Mélody écrit... La belle et l'idiot

Thème : Chalon-Sur Saône - Du sang dans les livres
Interprété par : Melody ROCK

 La belle et l’idiot

Yvette aurait été centenaire aujourd’hui ; connue de tous, elle était un peu la mascotte du quartier. On ne parle que de ça aux terrasses des cafés et sur la place du marché face à la cathédrale Saint-Vincent de Chalon-sur-Saône. La ville est en deuil.

Le garde forestier a trébuché sur ce qu’il reste de l’aïeule, sans doute a-t-elle été déchiquetée par un animal sauvage après s’être emmêlé les pieds dans des filets de capture. Les chalonnais organisent une battue, traqueurs et rabatteurs se dirigent vers la forêt d’où ils ne débusqueront pas la bête. Les gentilés de la région oublient leur balade dominicale. Mais qui a posé ces filets ? Evidemment tous nient en bloc.

Entre-temps le rapport d’autopsie tombe et oh, surprise, point de prédateur il y a, Yvette n’a pas été la proie des crocs d’une grosse bestiole mais d’une mâchoire d’acier.

Monsieur le Maire, homme de terrain avant tout, entreprend de petites visites chez ses collègues chasseurs, s’assurant amicalement qu’ils ne soient pas détenteurs de l’arme du crime. C’est bien entendu à la justice que revient l’enquête, mais en vieux renard qu’il est, Monsieur le Maire, Léon de son prénom, a le nez fin et débusquera le coupable s’il s’agit d’un Chalonnais. Il commence sa tournée en se rendant chez son ami de longue date, Dominique, bien que persuadé de son innocence ; dans le cas contraire, la mauvaise surprise serait de taille. Dominique est son adjoint en mairie, la soixantaine, un ancien militaire à la stature imposante, ses cheveux blonds grisonnant en bataille lui donnant un air de viking. Les deux hommes se serrent la poigne, la discussion s’engage autour d’un verre :

-   Es-tu allé chez Robert, tu sais, l’idiot du village ; il ne m’a jamais inspiré celui-là. Et puis, sa pauvre femme, belle comme elle est, elle reste cloîtrée chez elle, on ne la voit jamais. Il paraitrait qu’elle s’occupe de ses deux rejetons qui ne vont pas même à l’école. On dit qu’elle avait déjà le ventre bien rond quand il l’a épousée.

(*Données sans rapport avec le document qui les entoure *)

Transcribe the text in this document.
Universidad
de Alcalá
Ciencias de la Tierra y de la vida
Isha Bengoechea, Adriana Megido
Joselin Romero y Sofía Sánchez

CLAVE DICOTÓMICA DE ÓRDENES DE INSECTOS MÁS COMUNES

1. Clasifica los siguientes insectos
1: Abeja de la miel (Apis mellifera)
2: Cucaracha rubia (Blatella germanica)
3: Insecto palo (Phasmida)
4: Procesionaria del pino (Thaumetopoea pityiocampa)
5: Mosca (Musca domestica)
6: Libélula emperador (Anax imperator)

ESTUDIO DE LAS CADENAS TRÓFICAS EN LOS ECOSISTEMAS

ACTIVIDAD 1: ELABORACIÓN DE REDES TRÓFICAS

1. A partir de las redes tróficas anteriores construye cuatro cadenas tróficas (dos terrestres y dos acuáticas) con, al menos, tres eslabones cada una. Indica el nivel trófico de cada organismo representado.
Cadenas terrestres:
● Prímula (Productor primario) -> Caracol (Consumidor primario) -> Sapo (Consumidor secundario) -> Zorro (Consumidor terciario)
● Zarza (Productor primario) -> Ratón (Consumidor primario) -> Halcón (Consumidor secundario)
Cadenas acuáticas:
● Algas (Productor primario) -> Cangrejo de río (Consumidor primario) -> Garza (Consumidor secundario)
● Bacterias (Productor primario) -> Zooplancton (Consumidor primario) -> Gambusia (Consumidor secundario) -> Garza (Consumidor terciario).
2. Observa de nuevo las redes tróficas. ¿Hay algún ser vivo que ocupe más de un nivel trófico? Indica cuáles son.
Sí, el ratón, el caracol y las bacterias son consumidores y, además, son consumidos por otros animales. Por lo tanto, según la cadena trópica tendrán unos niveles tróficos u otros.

-   C’est un bon bougre, lui répond Léon, il travaille le matin pour la commune. C’est vrai, il n’a pas inventé le fil à couper le beurre mais il n’est pas bien méchant. Toutefois, je le verrai demain matin quand il viendra récupérer ses pelles et ses pioches.

Le visage de Dominique se durcit avant qu’il n’insiste :

-  Je ne l’ai jamais vraiment senti, avec ses petits yeux rapprochés, on ne sait jamais quand il nous regarde réellement. Ma petite fille en a peur, quand elle le croise, elle fuit, les enfants ressentent ces choses-là. Oui, ça vaut le coup de le faire parler.

Les deux amis se saluent, Monsieur le Maire interloqué par l’insistance de Dominique reprend sa virée. Il entreprend la même démarche avec Pierre, Paul et Jacques et ne remarque rien d’anormal. Les trois compères, quant à eux n’émettent aucun doute sur l’innocence du cantonnier. Sur le retour, Monsieur le Maire s’interroge quant à l’obstination de son ami, pourquoi se focalise-t-il autant sur le bonhomme, espère-t-il lui faire porter le chapeau, et pourquoi ?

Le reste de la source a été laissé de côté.